OPINION: Bus drivers more than transporters

Editorial by Chris Faulknor, Publisher

How many of you had Shirley Howie as a bus driver? If you didn’t, you probably know someone who did.


For decades, the lady with red hair, a big smile, and a “don’t mess with me” attitude drove children around before and after school—myself included.

After meeting me a few dozen times, she figured out that I could read.

As a kindergartner, that was a rarity.

And, so, every time we went on a field trip or someone from the school was walking by, she would drag them onto the bus to witness my reading skills.

I would usually read the list of bus rules posted on the wall, and she always made me feel like something special.

Fast-forward 16 years and we started The Boyne City Gazette.

Among our first letters to the editor was from Howie.

She recounted her years as a bus driver for Boyne City Public Schools and detailed her memories of me reading all those years ago.

Her encouragement helped me to keep pushing and working hard on this dream.

This past week, Howie was recognized along with other members of her family.

The Boyne City Public Schools Board of Education renamed the Bus Garage, calling it the “Howie Transportation Center.”

Shirley would have been so proud.

Toward the end of her life, I always saw her roaming around town on her motorized scooter, still as happy as can be.

She bounced around between the grocery store, community picnics, restaurants, and events like there was nothing wrong in the world.

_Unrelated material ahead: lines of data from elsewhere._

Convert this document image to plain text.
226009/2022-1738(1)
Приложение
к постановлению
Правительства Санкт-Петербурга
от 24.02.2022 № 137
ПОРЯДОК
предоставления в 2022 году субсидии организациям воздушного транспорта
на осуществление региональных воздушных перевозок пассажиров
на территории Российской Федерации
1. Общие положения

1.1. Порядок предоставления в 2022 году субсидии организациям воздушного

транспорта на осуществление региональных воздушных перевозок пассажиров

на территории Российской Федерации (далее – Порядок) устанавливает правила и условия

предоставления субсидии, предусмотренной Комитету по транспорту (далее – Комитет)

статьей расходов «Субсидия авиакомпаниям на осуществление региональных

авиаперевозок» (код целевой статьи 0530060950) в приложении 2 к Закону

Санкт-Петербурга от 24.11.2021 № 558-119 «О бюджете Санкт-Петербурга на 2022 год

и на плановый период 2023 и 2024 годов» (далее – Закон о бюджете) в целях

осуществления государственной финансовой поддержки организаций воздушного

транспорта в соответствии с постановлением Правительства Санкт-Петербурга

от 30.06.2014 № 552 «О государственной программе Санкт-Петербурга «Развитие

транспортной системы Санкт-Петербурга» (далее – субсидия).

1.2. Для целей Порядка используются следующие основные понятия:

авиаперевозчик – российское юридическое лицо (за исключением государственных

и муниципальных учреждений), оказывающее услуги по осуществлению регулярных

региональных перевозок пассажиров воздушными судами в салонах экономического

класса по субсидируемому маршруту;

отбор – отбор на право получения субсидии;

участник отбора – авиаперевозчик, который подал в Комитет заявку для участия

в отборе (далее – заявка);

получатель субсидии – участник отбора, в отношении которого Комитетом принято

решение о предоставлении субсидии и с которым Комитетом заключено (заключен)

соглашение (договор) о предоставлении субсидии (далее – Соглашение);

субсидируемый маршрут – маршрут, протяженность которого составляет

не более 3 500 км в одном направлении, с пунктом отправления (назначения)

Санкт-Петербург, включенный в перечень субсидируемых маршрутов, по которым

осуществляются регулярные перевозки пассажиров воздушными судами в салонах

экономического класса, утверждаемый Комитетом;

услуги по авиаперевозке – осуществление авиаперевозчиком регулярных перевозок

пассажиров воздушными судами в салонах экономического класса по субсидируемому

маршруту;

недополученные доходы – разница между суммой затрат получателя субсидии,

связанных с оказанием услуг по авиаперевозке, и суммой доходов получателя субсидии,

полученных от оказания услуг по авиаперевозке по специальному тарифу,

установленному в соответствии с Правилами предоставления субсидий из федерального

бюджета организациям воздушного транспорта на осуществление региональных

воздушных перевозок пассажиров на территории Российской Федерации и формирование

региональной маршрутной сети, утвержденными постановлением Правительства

I can picture her now in the middle of Family Fare stopping someone as they did their shopping to tell them the story.

I can hear her raspy voice going on, “You’ll never guess what that school board did! That building over there is the Howie Transportation Center now, can you believe it?”

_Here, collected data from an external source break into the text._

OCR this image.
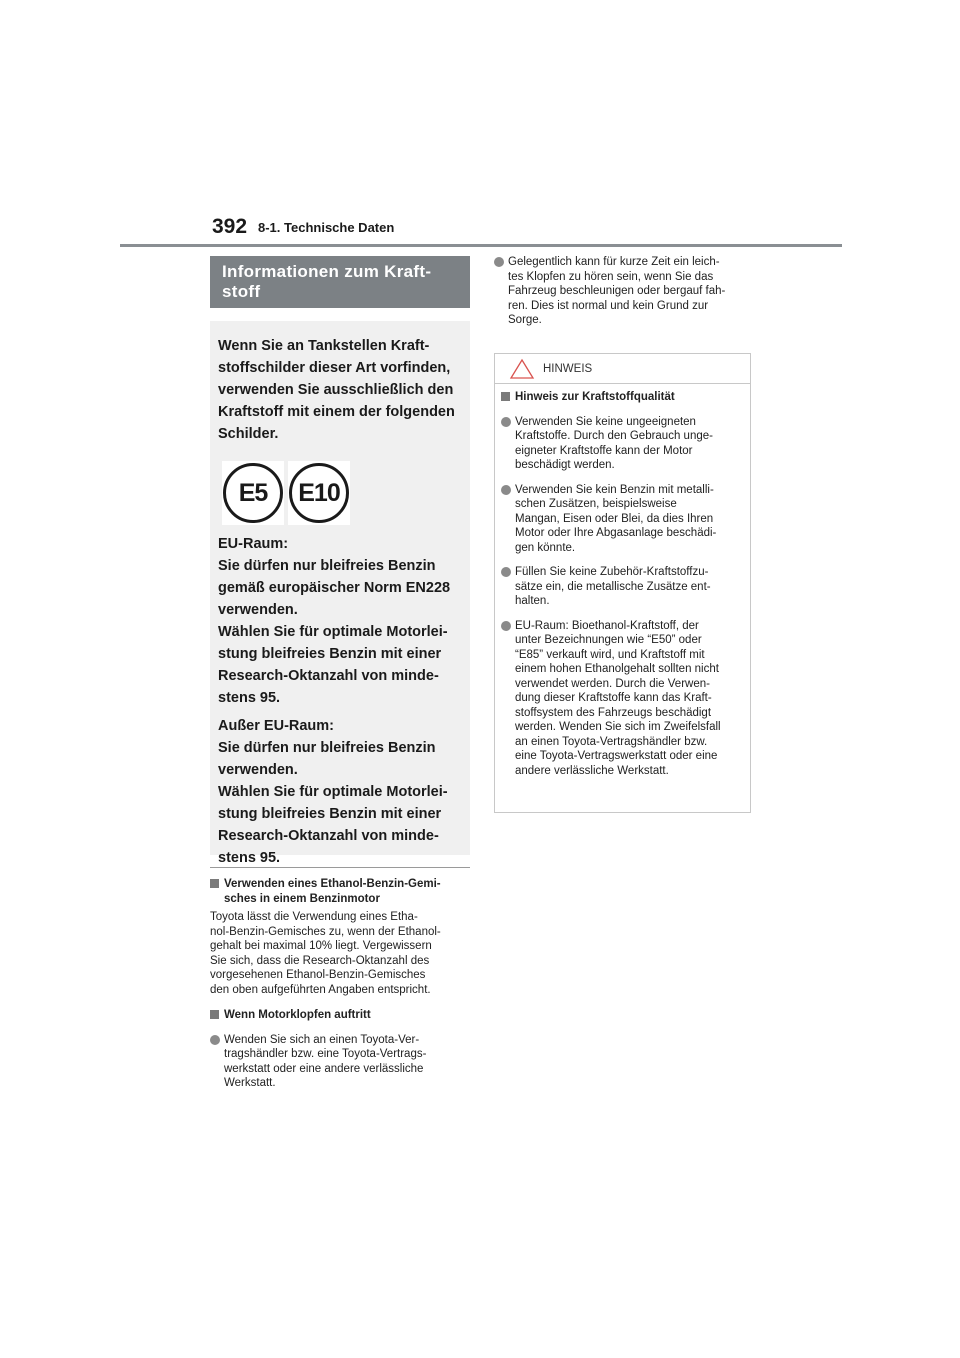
392 8-1. Technische Daten
Informationen zum Kraft-
stoff

Wenn Sie an Tankstellen Kraft-

stoffschilder dieser Art vorfinden,

verwenden Sie ausschließlich den

Kraftstoff mit einem der folgenden

Schilder.

E5	E10

EU-Raum:

Sie dürfen nur bleifreies Benzin

gemäß europäischer Norm EN228

verwenden.

Wählen Sie für optimale Motorlei-

stung bleifreies Benzin mit einer

Research-Oktanzahl von minde-

stens 95.

Außer EU-Raum:

Sie dürfen nur bleifreies Benzin

verwenden.

Wählen Sie für optimale Motorlei-

stung bleifreies Benzin mit einer

Research-Oktanzahl von minde-

stens 95.

Verwenden eines Ethanol-Benzin-Gemi-
sches in einem Benzinmotor
Toyota lässt die Verwendung eines Etha-
nol-Benzin-Gemisches zu, wenn der Ethanol-
gehalt bei maximal 10% liegt. Vergewissern
Sie sich, dass die Research-Oktanzahl des
vorgesehenen Ethanol-Benzin-Gemisches
den oben aufgeführten Angaben entspricht.
Wenn Motorklopfen auftritt
Wenden Sie sich an einen Toyota-Ver-
tragshändler bzw. eine Toyota-Vertrags-
werkstatt oder eine andere verlässliche
Werkstatt.
Gelegentlich kann für kurze Zeit ein leich-
tes Klopfen zu hören sein, wenn Sie das
Fahrzeug beschleunigen oder bergauf fah-
ren. Dies ist normal und kein Grund zur
Sorge.
HINWEIS
Hinweis zur Kraftstoffqualität
Verwenden Sie keine ungeeigneten
Kraftstoffe. Durch den Gebrauch unge-
eigneter Kraftstoffe kann der Motor
beschädigt werden.
Verwenden Sie kein Benzin mit metalli-
schen Zusätzen, beispielsweise
Mangan, Eisen oder Blei, da dies Ihren
Motor oder Ihre Abgasanlage beschädi-
gen könnte.
Füllen Sie keine Zubehör-Kraftstoffzu-
sätze ein, die metallische Zusätze ent-
halten.
EU-Raum: Bioethanol-Kraftstoff, der
unter Bezeichnungen wie “E50” oder
“E85” verkauft wird, und Kraftstoff mit
einem hohen Ethanolgehalt sollten nicht
verwendet werden. Durch die Verwen-
dung dieser Kraftstoffe kann das Kraft-
stoffsystem des Fahrzeugs beschädigt
werden. Wenden Sie sich im Zweifelsfall
an einen Toyota-Vertragshändler bzw.
eine Toyota-Vertragswerkstatt oder eine
andere verlässliche Werkstatt.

She would be immensely proud of our community.

She would be undoubtedly proud of our schools.

More importantly, she would be proud of her family for sticking out the multi-generational tradition of helping kids get to school safely and returning them unscathed at the end of the day.

Recognitions like this are important to me for so many reasons.

I thought a lot about Shirley as the board went through the process of renaming that building.

I thought about numerous others, too, who have made the Boyne City community a better place.

I remembered Shirley Howie, Sally Pasque, Father Partridge, Ed Vondra, Gordon Lambie, Woody Austin, Ed Hennessey, and so many more who have died over the past decade.

Her recognition helped me to remember, and for a community like Boyne City, remembering is everything.

We have to remember the hard work put in by those who came before us, because those are the shining examples we have to follow.

I hope you’ll all help me in making sure the hard work doesn’t ever get forgotten.

When you see a school bus driving by, remember Shirley Howie.

Your memory might be Shirley with her raspy voice, scooter, and fun-loving personality carrying around an oxygen tank because she wouldn’t be held back by her health.

Or, like me, it might be the orange-haired lady calling me on the bus so I could stand there proudly and read “Rule Number 8: Stay in your seat.”

You’ll never be forgotten, Shirley.

A grateful little town wishes you an eternity of joy wherever you are.